Ha curato l’edizione critica dell’opera di Pascale Dessanai, Peppinu Mereu, Antonio Cano e Sergio Atzeni. Giancarlo Porcu, editor del “Maestrale” e critico letterario, torna agli strumenti della filologia, scienza di cui è rigoroso specialista, per risarcire le lacune che hanno sinora caratterizzato l’opera di Pisurzi. Vissuto nel ’700, è considerato primo vero poeta popolare in logudorese.
L’autore restituisce così alla storia degli studi sulla letteratura in lingua sarda un libro, “Le canzoni di Pisurzi” (Il Maestrale, pp. 704, euro 20) a cui – scrive nella prefazione Paolo Cherchi, professore emerito di filologia e letterature romanze all’University of Chicago – si addice «il titolo di “monumento”». Non solo perché il lavoro sottrae la produzione dalla natura effimera dell’oralità, ricostituisce il corpus arricchendolo di 10 inediti ed emenda gli errori della tradizione scritta. Ponendo la questione come preliminare, ha anche il merito di dipanare le ombre che hanno offuscato la biografia del sacerdote-poeta nato, vissuto e morto a Bantine, villaggio che è oggi frazione di Pattada. Il saggio offre, infine, uno spaccato della società sarda del tempo, testimone dell’epocale transizione dalla dominazione spagnola a quella sabauda.

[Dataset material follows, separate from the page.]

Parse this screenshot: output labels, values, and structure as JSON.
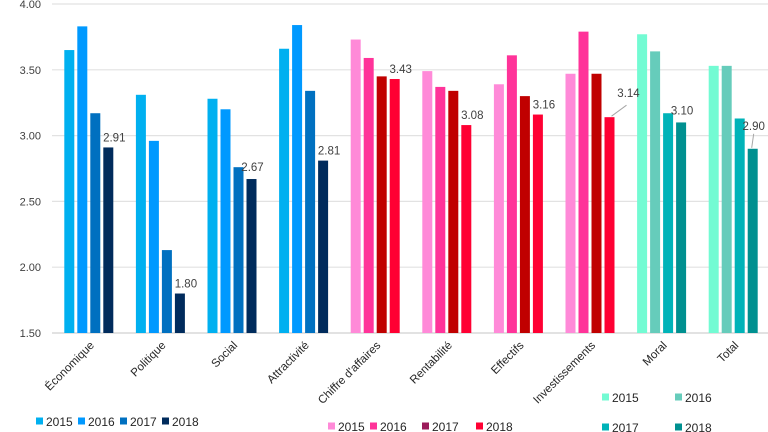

IL PERSONAGGIO. L’ufficializzazione della figura del poeta, «molto conosciuto nella parte settentrionale della Sardegna per la celebrità delle sue rime», si deve a Pasquale Tola. Nel “Dizionario biografico degli uomini illustri di Sardegna” (1837) dedica una voce all’autore, errando tuttavia nell’identificazione del prete-letterato con un tal Pietro (1724-1799). Porcu, attraverso un’indagine nei registri della chiesa di Santu Giagu a Bantine, dà al poeta l’identità anagrafica di Juan Maria Demela “Pesucciu”, cognome registrato secondo differenti grafie. Battezzato nel 1707 (quando il sacramento s’imponeva nel giorno successivo alla nascita), morì nel paese natale nel 1796. Sarebbe dunque lui il personaggio ricordato anche da Vincente Mamely de Olmedilla (1768) come «buon sacerdote (…), bravo poeta dialettale (…) molto stimato dai parrocchiani, che lo considerano loro padre», un “Babbai” secondo l’epiteto richiamato dallo stesso Pisurzi nella canzone “S’anzone”.
IL CORPUS POETICO. Il filologo procede dal censimento dei cosiddetti “testimoni”. Attraverso l’analisi e il confronto dei manoscritti custoditi nella Biblioteca comunale di Sassari, in quella universitaria di Cagliari e nell’archivio privato “Barore Solinas”, Porcu ricostruisce un corpus di 19 testi autentici, 10 dei quali (7 canzoni lunghe e 3 componimenti monostrofici) inediti. Il libro include anche testi di dubbia attribuzione.
STILE, METRICA, LINGUA. I versi di Pisurzi, originali rispetto alla vena didattica prevalente nella Sardegna del periodo, prediligono la favola allegorica (le canzoni più celebri sono “S’abe” e “S’anzone”), il ricorso alla satira e un legame profondo, tratto di specificità non sempre valorizzato dalla critica, con la cultura pastorale barbaricina. Interessanti dal punto di vista antropologico “sas cantones” “A tie” e “Intro ’idda”. I componimenti non censurano – come l’allineamento alle «interdizioni ecclesiastiche ufficiali» avrebbe prescritto – la pratica del ballo sardo. Lungi dal considerarla espressione di peccato, ne legittimano funzione sociale e socializzante. Il lavoro di Giancarlo Porcu è poi prezioso dal punto di vista dell’analisi metrica (nelle cantones di Pisurzi ricorrono gli schemi appartenenti al genere della “retroga”: «Strutture parallelistiche giocate su inversioni/retrogradazioni di parole-rima») e linguistica. Un’edizione che è un “monumento”, dunque. Modello da indicare per preservare la memoria della tradizione letteraria in lingua sarda.